Bragdon: ‘By the way, we’re broke.’ It’s a laugh. It lightens the air, and then allows us to proceed with the nitty gritty.

But in that meeting with the Manfres, he didn’t use it.

Bragdon: I am pretty tight fiscally, there is no doubt about it.

House lawmakers voted to cut $20 million from programs for the developmental disabled like the Manfres’ daughter.

Bragdon: But within the Senate Finance Committee, mental health and developmental disabilities are very high concerns. And we will try our best to get the funds back there.

Kathy Manfre: Good to hear. This has been very fruitful, thank you.

But if Bragdon wants to restore that funding, he knows other programs will lose out. Higher education already took a $45 million hit in the House budget. Bragdon concedes the reduction could mean fewer scholarships for low-income students.

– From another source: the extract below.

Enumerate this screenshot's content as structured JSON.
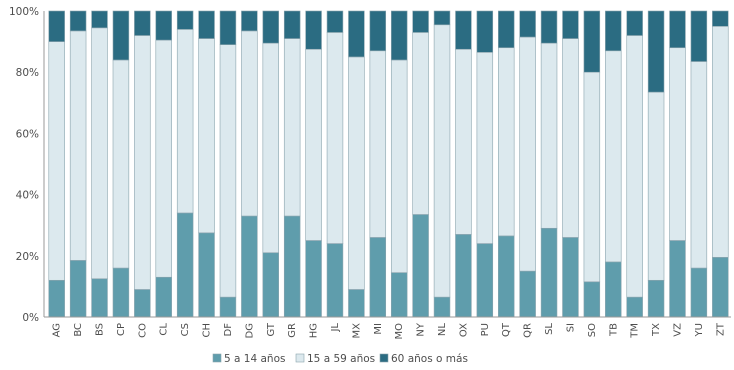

Bragdon: You know, a legitimate concern, something the state has funded. But if I look at that compared to mental health services to developmental disabilities, that kind of struck me as there are options to these people. Whether it’s through family, or through work, or going to a different college than the expensive one they may want to go to. Whereas the person that needs the mental health services, right away, there are not a lot of other options to take care of that.

As Bragdon weighs competing funding priorities, people like child advocate Jackie Cowell are warning that short-term budgets cuts could result in larger costs down the road.

Jackie Cowell: You don’t fund childcare, you are going to have more people on welfare, which costs the state more money. It’s very frustrating.

Last year on the campaign trail, it was easy to talk about wasteful spending. But Bragdon admits when he thinks about people who get state services and why they get those services — shrinking the size of government is actually pretty hard to do.

Bragdon: Sitting over there in the corner of my office is a poster made by folks who do alcohol counseling as a proactive, preventative measure, and there’s some legitimate policy reasons that could be made why doing things on a proactive, preventative basis may actually save money and be better for society in the long run.

That’s why Bragdon would like to say yes as he meets with lobbyists and constituents over the coming weeks. But he says he knows that isn’t going to happen.

In Concord, N.H., I’m Dan Gorenstein for Marketplace.